The analysis in section 4.3 and the discussion provide valuable insights. These sections accurately describe the limitations of the metrics used and highlight the need for new evaluation methodologies that more accurately assess medical capabilities. This critical perspective on current evaluation methods is the paper's most significant contribution.
The appendix contains useful additional data, including the prompts used and decoding times, which adds a degree of transparency to the study. The inclusion of case studies, while limited, provides concrete examples that complement the main text.
缺点
While the paper addresses a gap in literature, the methodology used, the reported results and especially their interpretation raise major concerns.
Evaluation pipeline
-
The use of BLEU and ROUGE metrics for assessing tasks such as summarization is questionable, given that these metrics primarily measure n-gram overlap. This concern is further amplified by the results in Tables 3 and 4, which demonstrate no correlation between AlignScore and the BLEU/ROUGE results. This discrepancy raises doubts about the interpretation of results for these tasks.
-
The model selection appears limited in scope. A more comprehensive comparison would include comparable models from competitors, such as Claude 3.5 Sonnet. Additionally, the decision to compare OpenAI's latest and most powerful model to the 8b parameter version of Llama 3 is questionable. A more appropriate comparison would involve evaluating Llama 3 with 405b parameters.
Experiments
-
There are significant inconsistencies in the reported results, raising concerns about their validity. For instance:
- GPT-4 and GPT-3.5 are reported to achieve 52.8% and 25.4% on PubMedQA, respectively. However, previously reported results by Microsoft and OpenAI were 75.2% and 71.6% in zero-shot settings [1].
- Inconsistencies exist between tables, such as the apparent inversion of MedQA and MedMCQA results in Table 6 compared to Table 2.
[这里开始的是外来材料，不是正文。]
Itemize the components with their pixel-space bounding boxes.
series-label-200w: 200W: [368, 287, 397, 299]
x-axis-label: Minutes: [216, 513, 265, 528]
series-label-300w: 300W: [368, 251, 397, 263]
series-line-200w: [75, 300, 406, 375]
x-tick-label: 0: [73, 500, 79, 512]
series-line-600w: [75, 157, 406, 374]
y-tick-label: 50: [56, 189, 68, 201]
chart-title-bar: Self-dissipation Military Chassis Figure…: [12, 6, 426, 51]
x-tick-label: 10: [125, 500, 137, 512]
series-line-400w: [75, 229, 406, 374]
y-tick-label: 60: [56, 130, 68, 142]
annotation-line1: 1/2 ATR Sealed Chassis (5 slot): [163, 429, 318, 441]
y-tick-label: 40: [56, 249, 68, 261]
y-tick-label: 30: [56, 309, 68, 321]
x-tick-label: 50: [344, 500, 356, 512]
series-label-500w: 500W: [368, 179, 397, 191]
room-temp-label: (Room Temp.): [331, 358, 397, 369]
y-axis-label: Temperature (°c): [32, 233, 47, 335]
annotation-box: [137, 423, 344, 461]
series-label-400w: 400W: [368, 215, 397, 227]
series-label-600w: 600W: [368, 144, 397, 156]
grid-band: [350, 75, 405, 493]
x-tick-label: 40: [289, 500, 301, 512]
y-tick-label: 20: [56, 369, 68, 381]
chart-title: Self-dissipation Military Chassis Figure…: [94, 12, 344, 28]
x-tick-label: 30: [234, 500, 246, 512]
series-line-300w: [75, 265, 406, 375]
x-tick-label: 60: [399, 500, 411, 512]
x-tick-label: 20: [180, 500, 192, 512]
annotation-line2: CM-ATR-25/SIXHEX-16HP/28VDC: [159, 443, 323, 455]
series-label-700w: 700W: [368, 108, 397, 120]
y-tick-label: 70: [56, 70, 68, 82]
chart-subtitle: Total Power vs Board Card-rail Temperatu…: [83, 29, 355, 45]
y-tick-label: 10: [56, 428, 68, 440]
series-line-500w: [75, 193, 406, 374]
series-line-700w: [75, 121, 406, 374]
- The NEJMQA results are not whole numbers, which is puzzling given that only 100 questions were used for evaluation. The lack of reproducible code exacerbates these concerns.
-
The results presented in Table 2 are incomplete, with Meditron and Llama 3 lacking results for MedBullets, LancetQA, NEJMQA, and MedCalc-Bench.
-
The reported results, while adequately formatted, lack statistical significance or confidence intervals. This omission is particularly problematic for benchmarks that were subsampled due to budget constraints, such as NEJMQA (evaluated with only 100 questions). A t-test comparing the results of o1 and GPT-4 on this benchmark yields a p-value > 0.05, indicating no statistically significant difference.
-
The main conclusion (Section 4.2) stating "Yes! WE ARE ONE STEP CLOSER TO AN AI DOCTOR" is not sufficiently supported by the evidence presented. The paper does not demonstrate that higher performance on these benchmarks correlates with medical proficiency. Modern models of clinical reasoning emphasize that medical decision-making does not rely solely on internal cognition [2]. Even with proper evaluations of internal cognitive processes, additional assessments addressing the various cognitive processes involved in clinical reasoning would be necessary to support such a conclusion.
Case study
- The case study presented in Figure 6 is incomplete and potentially misleading. The NEJM question referenced was originally an image challenge [3]. It appears that the models were not provided with the necessary images, as evidenced by GPT-4's response mentioning "radiographic findings without seeing the images." This suggests that 'o1' may have hallucinated the radiographic findings ("isolated ulnar fracture") and arrived at the correct answer for incorrect reasons.
References
[1] Nori, H., King, N., McKinney, S.M., Carignan, D., & Horvitz, E. (2023). Capabilities of GPT-4 on Medical Challenge Problems. ArXiv, abs/2303.13375.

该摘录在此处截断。